One of the strategic objectives of the 2007 – 2013 National Plan for Telecommunications, Informatics and Postal Services, is to optimize administrative processes and to boost electronic government through the use of information technologies, of which internet use is a fundam ental axis. In practice, much progress has been made in processes such as passport applications, income tax payment, review of public data for social comptrollership and other activities that make internet use an increasingly natural trait of public administration.

The State passed the Law of Data Messages and Electronic Signatures and the Special Law of Electronic Crimes, both of which constitute an avant-garde legal framework for the novel transaction mechanisms facilitated by electronic communication. With the application of these laws and similar strategies, savings of more than 80% in office materials have been estimated, since electronic communications take the place of traditional registries of information in public management. The recent investment of 400 million US dollars in the Simón Bolívar Satellite is a clear example of the state’s trust in information technologies for developing social projects.

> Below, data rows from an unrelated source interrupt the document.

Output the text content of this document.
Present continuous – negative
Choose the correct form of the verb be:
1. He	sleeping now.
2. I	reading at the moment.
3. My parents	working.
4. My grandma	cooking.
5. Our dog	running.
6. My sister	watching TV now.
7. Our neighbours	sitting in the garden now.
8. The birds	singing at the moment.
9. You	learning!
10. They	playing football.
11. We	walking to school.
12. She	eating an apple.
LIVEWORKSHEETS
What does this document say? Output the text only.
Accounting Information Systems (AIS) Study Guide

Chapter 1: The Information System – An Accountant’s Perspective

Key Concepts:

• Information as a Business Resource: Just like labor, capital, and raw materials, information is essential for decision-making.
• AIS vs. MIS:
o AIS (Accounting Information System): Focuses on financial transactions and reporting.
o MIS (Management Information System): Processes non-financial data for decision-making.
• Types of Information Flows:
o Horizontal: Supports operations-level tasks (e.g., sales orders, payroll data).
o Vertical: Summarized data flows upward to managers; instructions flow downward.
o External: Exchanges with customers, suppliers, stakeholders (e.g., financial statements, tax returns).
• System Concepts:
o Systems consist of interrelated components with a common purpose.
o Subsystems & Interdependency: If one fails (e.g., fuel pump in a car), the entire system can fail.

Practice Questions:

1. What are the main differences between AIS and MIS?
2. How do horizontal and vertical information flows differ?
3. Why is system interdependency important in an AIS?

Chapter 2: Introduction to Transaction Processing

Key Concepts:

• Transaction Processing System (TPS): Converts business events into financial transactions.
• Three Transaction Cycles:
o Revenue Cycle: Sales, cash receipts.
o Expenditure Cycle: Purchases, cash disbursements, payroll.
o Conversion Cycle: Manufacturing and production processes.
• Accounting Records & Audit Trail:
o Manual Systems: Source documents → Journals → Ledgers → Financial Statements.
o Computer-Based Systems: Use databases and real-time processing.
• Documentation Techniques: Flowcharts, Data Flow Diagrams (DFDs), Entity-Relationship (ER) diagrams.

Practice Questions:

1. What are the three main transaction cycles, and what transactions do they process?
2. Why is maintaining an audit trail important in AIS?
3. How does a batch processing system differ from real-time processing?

Sustainability and optimization of these ideas depend to a great extent on internet use continuing to be a priority.

We propose the application of policies that encourage an institutional culture that fosters activities such as videoconferences to carry out meetings and discussions, and the use of technologies such as Voice over IP. These two technologies are examples of practices that would allow considerable savings in telephone bills and per diem expenses. We also propose the decreeing of good practices for internet use that entail savings in bandwidth in public institutions and the establishing of strictly institutional measures for internet use that help rationalize the use of this service.

The World Summits on the Information Society (Geneva, 2003; Tunez, 2005) have aimed at designing strategic plans to boost the use of information technologies. The Río Accords and the eLAC action plan show the importance of the issue for Latin America and the Caribbean. The IT component of the Andean Project for Competitiveness also fosters policies on the matter. Venezuela must remain in the front lines of these possibilities, strengthening public policies on the matter. We do so undersign this on the twenty third day of April, 2009. (support list available in the web).